Non ho il solito spirito degli eventi ai quali partecipo. Perché grazie ai familiari di Antonio, tanti anni fa, grazie alla nonna, a Tilde, ho cominciato a sentirmi parte della sua famiglia.
E siccome noi veniamo da piccole famiglie, sensibili al concetto di dovere e dell’onore, del fare le cose quando sono giuste e non quando sono convenienti, io volevo ringraziarli per il dono che mi hanno fatto in questi anni.

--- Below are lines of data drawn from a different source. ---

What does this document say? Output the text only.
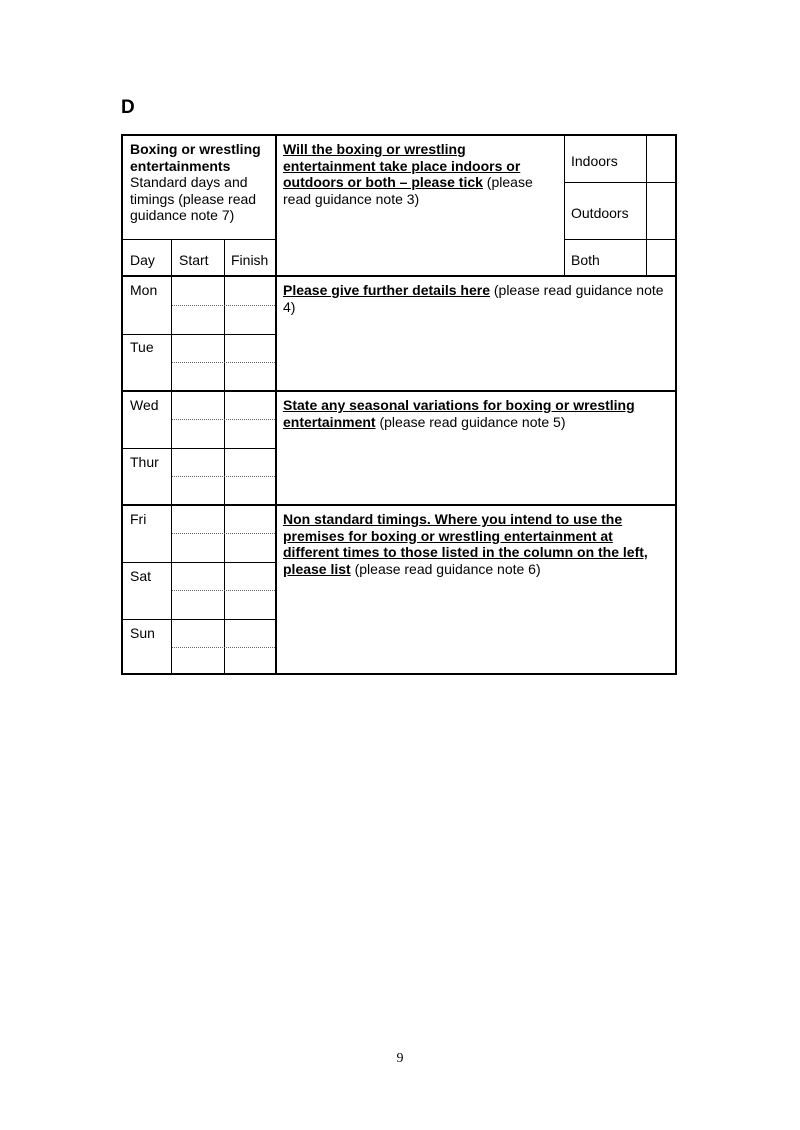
D
Boxing or wrestling entertainments
Standard days and timings (please read guidance note 7)
Day Start Finish
Mon
Tue
Wed
Thur
Fri
Sat
Sun
Will the boxing or wrestling entertainment take place indoors or outdoors or both – please tick (please read guidance note 3)
Indoors
Outdoors
Both
Please give further details here (please read guidance note 4)
State any seasonal variations for boxing or wrestling entertainment (please read guidance note 5)
Non standard timings. Where you intend to use the premises for boxing or wrestling entertainment at different times to those listed in the column on the left, please list (please read guidance note 6)
9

…Quando le istituzioni sono cosi connesse alle famiglie e alla comunità, quando un sindaco riesce a descrivere con tanta commozione il valore che questa città dà alla memoria di Antonio, quando si è dentro le istituzioni con questo livello di armonia, la Repubblica, la Costituzione, l’orgoglio di essere Italiani non sta nella potenza dei gesti, ma sta nella delicatezza e nel rispetto reciproco che costruiscono un grande Paese.

Quando i più giovani si chiedono ‘io che posso fare’, anche solo schierarsi dalla parte di Montinaro e dedicare la propria vita a fare tutto ciò che lui avrebbe fatto al nostro posto, significa avere dato un contributo fondamentale”.

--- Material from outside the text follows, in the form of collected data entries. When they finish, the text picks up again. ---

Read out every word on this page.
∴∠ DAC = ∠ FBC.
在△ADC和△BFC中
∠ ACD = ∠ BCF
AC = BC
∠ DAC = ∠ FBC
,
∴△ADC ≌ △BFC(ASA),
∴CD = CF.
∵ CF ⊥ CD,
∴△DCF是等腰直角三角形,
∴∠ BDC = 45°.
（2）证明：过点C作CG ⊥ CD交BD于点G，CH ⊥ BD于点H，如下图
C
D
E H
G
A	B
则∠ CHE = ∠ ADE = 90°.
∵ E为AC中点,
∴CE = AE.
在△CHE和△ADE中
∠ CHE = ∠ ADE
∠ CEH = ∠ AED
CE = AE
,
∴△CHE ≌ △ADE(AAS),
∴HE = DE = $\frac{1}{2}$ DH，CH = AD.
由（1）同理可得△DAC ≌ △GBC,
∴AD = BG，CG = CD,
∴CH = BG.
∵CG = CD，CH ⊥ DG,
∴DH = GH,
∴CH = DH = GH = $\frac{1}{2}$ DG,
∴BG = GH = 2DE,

Lo ha scritto sul suo profilo Facebook il presidente della Regione Puglia Michele Emiliano, dopo aver preso parte questa mattina a Lecce all’inaugurazione del campo sportivo polivalente, realizzato, nei presso dello stadio, in memoria di Antonio Montinaro, di Calimera, capo scorta di Giovanni Falcone, che perse la vita nella strage di Capaci, a 32 anni, nel 1992, alla presenza del capo della polizia, Franco Gabrielli. e del sindaco di Lecce Carlo Salvemini.